Calpain-3, another typical calpain was first described as a skeletal muscle-specific calpain isoform. However, subsequent studies have shown its presence in several other tissues. It is a 94 kDa enzyme that is structurally similar to calpain-1 and -2, however, it has an additional N-terminal sequence of 20 -30 amino acids.

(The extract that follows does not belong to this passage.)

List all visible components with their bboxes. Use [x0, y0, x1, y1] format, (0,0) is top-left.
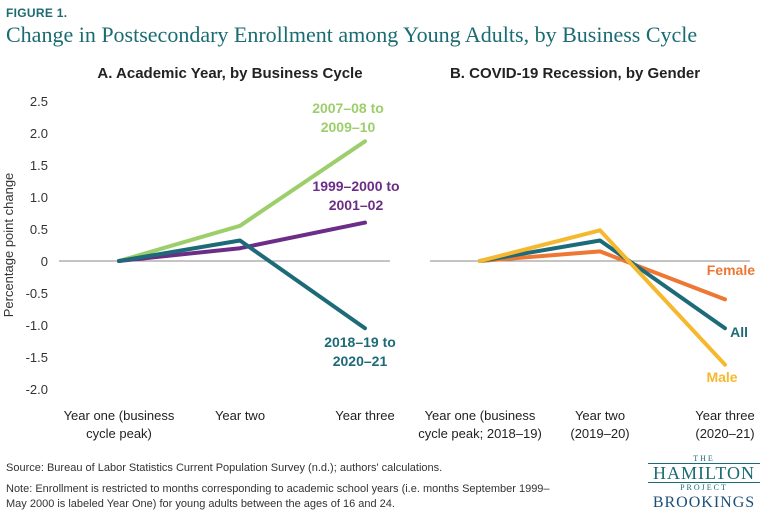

More recently, attention has been focused on the pathological significance of calcium accumulation in the central nervous system following cerebral ischemia and traumatic brain injury. Over-activation of NMDA, kainate and AMPA receptors in the brain leads to sustained influx of Ca2+ through the voltage-gated calcium channels. Disturbances in calcium homeostasis result in the activation of several calcium-dependent enzymes including calpains. Over-expression of calpains has been positively linked to both acute and chronic neurodegenerative processes including ischemia, trauma, and Alzheimer’s disease. In Alzheimer’s disease the ratio of active (76 kDa) to inactive (80 kDa) calpain-1 is reported to be much higher. Calpain proteolysis is usually the late-stage common pathway towards cell death induced by excitotoxic compounds; hence, a selective inhibition of calpains to limit neuronal damage appears to be a viable therapeutic measure. However, most of the inhibitors reported are active site targeted peptides and their limited cell permeability poses problems.
References:
Bartoli, M., and Richard, I. 2005. Int. J. Biochem. Cell Biol. 37, 2115.
Tompa, P. et al, 2004. J. Biol. Chem. 279, 20775.
Goll, D.E. et al. 2003. Physiol. Rev. 83, 731.
Kinbara, K. et al. 1998. Biochem. Pharmacol. 56, 415.